If you are on a budget, our hottest tip for eating out in Granada is to have a menú del día at lunchtime and go out for a drink in the evening: just order a glass of wine and you will be given a tapa with each drink. We even found a lovely restaurant near our hotel where we could choose which tapa we wanted from their menu to go with our drinks : Restaurante Duque de Medinaceli on Calle Cristo De Medinaceli. We all enjoyed our tapas, prices were reasonable, our waitress was lovely, and so we will definitely be heading there on our next trip.

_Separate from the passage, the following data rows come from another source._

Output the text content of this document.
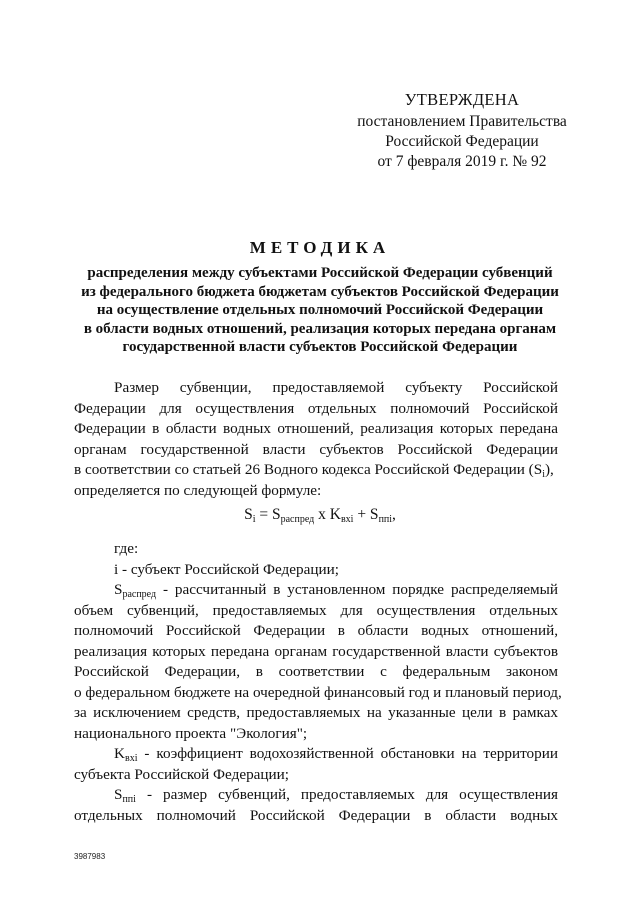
УТВЕРЖДЕНА
постановлением Правительства
Российской Федерации
от 7 февраля 2019 г. № 92
МЕТОДИКА
распределения между субъектами Российской Федерации субвенций
из федерального бюджета бюджетам субъектов Российской Федерации
на осуществление отдельных полномочий Российской Федерации
в области водных отношений, реализация которых передана органам
государственной власти субъектов Российской Федерации
Размер субвенции, предоставляемой субъекту Российской
Федерации для осуществления отдельных полномочий Российской
Федерации в области водных отношений, реализация которых передана
органам государственной власти субъектов Российской Федерации
в соответствии со статьей 26 Водного кодекса Российской Федерации $(S_i)$,
определяется по следующей формуле:
$S_i = S_{распред}$ x $K_{вхi} + S_{ппi}$,
где:
i - субъект Российской Федерации;
$S_{распред}$ - рассчитанный в установленном порядке распределяемый
объем субвенций, предоставляемых для осуществления отдельных
полномочий Российской Федерации в области водных отношений,
реализация которых передана органам государственной власти субъектов
Российской Федерации, в соответствии с федеральным законом
о федеральном бюджете на очередной финансовый год и плановый период,
за исключением средств, предоставляемых на указанные цели в рамках
национального проекта "Экология";
$K_{вхi}$ - коэффициент водохозяйственной обстановки на территории
субъекта Российской Федерации;
$S_{ппi}$ - размер субвенций, предоставляемых для осуществления
отдельных полномочий Российской Федерации в области водных
3987983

The most expensive bar that we went into was the trendy Puerta del Carmen, where John and I were horrified by the price of the wine (3.60 € for a glass of wine, with a tiny bit of jamón) though John’s niece Fiona, being used to UK prices, thought it was very reasonable.
We then decided to find a bar that had been recommended on several websites: Antigua Bodegas Castaneda. This was a bit cheaper, plus we had generous portions of typical Spanish tapas. I never eat meat and the first tapas were meat-based, so I ordered cheese for myself (3€ for a large plate of cheese plus bread), explaining that I don’t like meat. When we ordered another glass of wine the waiter brought us ensaladilla rusa, which I was able to enjoy too, so full marks to him for being attentive to my needs.
Finally we went for a nightcap in Mesón La Cueva, on Calle Pedro Antonio de Alarcón, which was a ham-lovers paradise. Not the best recommendation in my view, however I had to admit that it was atmospheric. Luckily it was close enough to our hotel to be able to stagger back quite quickly, as by now it was after midnight and temperatures had dropped dramatically.
We wandered into many other bars while exploring the city and we weren’t disappointed by any of them. If you have any recommendations for your own favourite budget eating and drinking places in Granada, please leave the details here for others to read and so that we can investigate them on our next visit. Hasta pronto Granada!